第11話『勇者と魔王の決意』
「ユウナ、少し話があるのだが、入ってもいいだろうか」
その日の深夜。ステラを寝かしつけてから管理人室で日記を書いていると、魔王さんと勇者さんがやってきた。
「構いませんけど、お二人揃ってどうしたんです?」
「実は、ステラの言葉がずっと引っかかっていまして」
しっかりと扉を閉めたあと、勇者さんが口を開く。
「ステラの言葉?」
「ええ。私と魔王に戦ってほしくないと言っていた、あの言葉です」
「ああ……」
そこまで聞いて、わたしは思い出す。
「わたしも、戦争が終わって二人が戦わずに済むようになるのなら、それに越したことはないと思います。ですが……」
あれがステラの本心であることは間違いないだろうけど……実際に戦いを止めるとなると、様々なハードルがある。
それこそ、以前二人から話を聞いたように、人も魔族も、この戦いに依存しているから。
二人が手を取り合って終戦を宣言したところで、すぐに別の問題が起こるだろう。
「この戦争を終わらせることの難しさは、当事者である我々が一番わかっている」
「そこで考えたのですが、まずは休戦期間を少しずつ伸ばそうと思っています」
わたしが押し黙っていると、二人は決意を秘めた目で言った。
「休戦期間を……伸ばす?」
「ああ。今でも二日に一度は休戦日を設けているのだ。お互いの消耗具合や、天候……何かしらの理由をつけて休戦日を増やし、戦いを三日に一度、四日に一度と、じわじわと間隔を広げていく」
「そしてゆくゆくは、停戦状態を既成事実化してしまおうと考えているんです。私と魔王なら、それが可能です」
「……それが実現できれば、確かにお二人が戦わない世界になりますが……そううまくいくでしょうか」
「正直、難しいだろうが……やってみないことには始まらん」
「そうです。ダメならば、別の手立てを考えるまでです」
二人はきっぱりとそう言い放つ。そこには、この世界の命運を握る者としての確固たる意思があった。

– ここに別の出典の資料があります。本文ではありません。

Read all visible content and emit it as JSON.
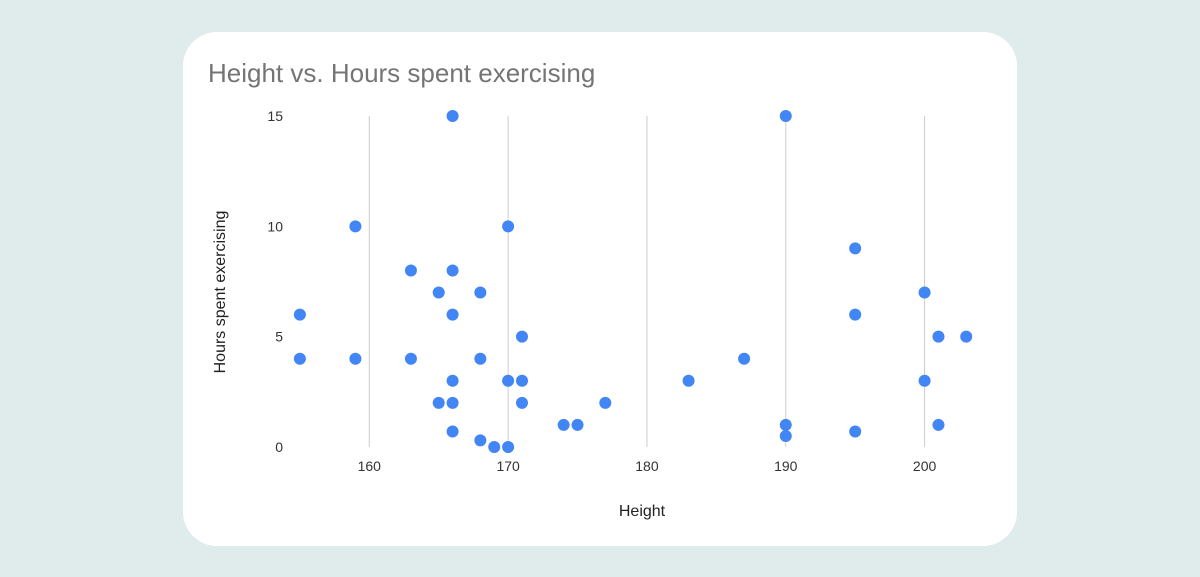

「わかりました。わたしにできることは少ないと思いますが、家族として、お二人を応援します」
「ああ。私も勇者も、しばらくシェアハウスを留守にすることが多くなると思うが、その間、ステラをよろしく頼む」
安堵した表情の魔王さんに、わたしはしっかりとうなずいたのだった。
◇
……その翌日から、魔王さんたちはさっそく行動を起こした。
全ては、ステラの願いを叶えるため。
魔王軍と勇者軍の戦いそのものは続いていたものの、休戦日はじわじわと伸び、一週間もの間戦いが行われなかった期間もあった。
魔王さんと勇者さん、二人の頑張りの成果が出ている気がして、わたしとステラは休戦日が増えるたびに喜びあっていた。
……ところが、何もかもはうまくいかなかった。
魔王さんと勇者さんが行動を起こし始めてから一月が経過した頃、事件が起こった。
「……ステラがいない?」
「そ、そうなんです。さっきまで、外で遊んでいたんですが」
今日も休戦日ということで、シェアハウスの周囲は平穏そのものだった。
わたしは洗濯物を干しつつ、少し離れた草原を駆け回るステラを見ていたのだけど……一瞬目を離した隙に、その姿が見えなくなってしまったのだ。
「ステラ、どこに行ってしまったんでしょうか。お昼になっても、戻ってこないんです」
外出先から戻って来た勇者さんたちに事の顛末を伝えると、どちらも表情を曇らせていた。
「うにゃあ……」
わたしの足元のゴン吉さんも、もの悲しげだ。
それこそゴン吉さんが犬ならば、ステラの持ち物の匂いをたどって行方を探す……なんて方法も取れたかもしれないけど、彼は猫。そんな芸当はできない。
「何にしても、探すしかあるまい」
「そうですね。街の皆に聞き込みをしてみましょう」
ややあって、魔王さんがそう口にし、勇者さんも同意する。
わたしもその意見に賛同し、二手に分かれて聞き込みを開始したのだった。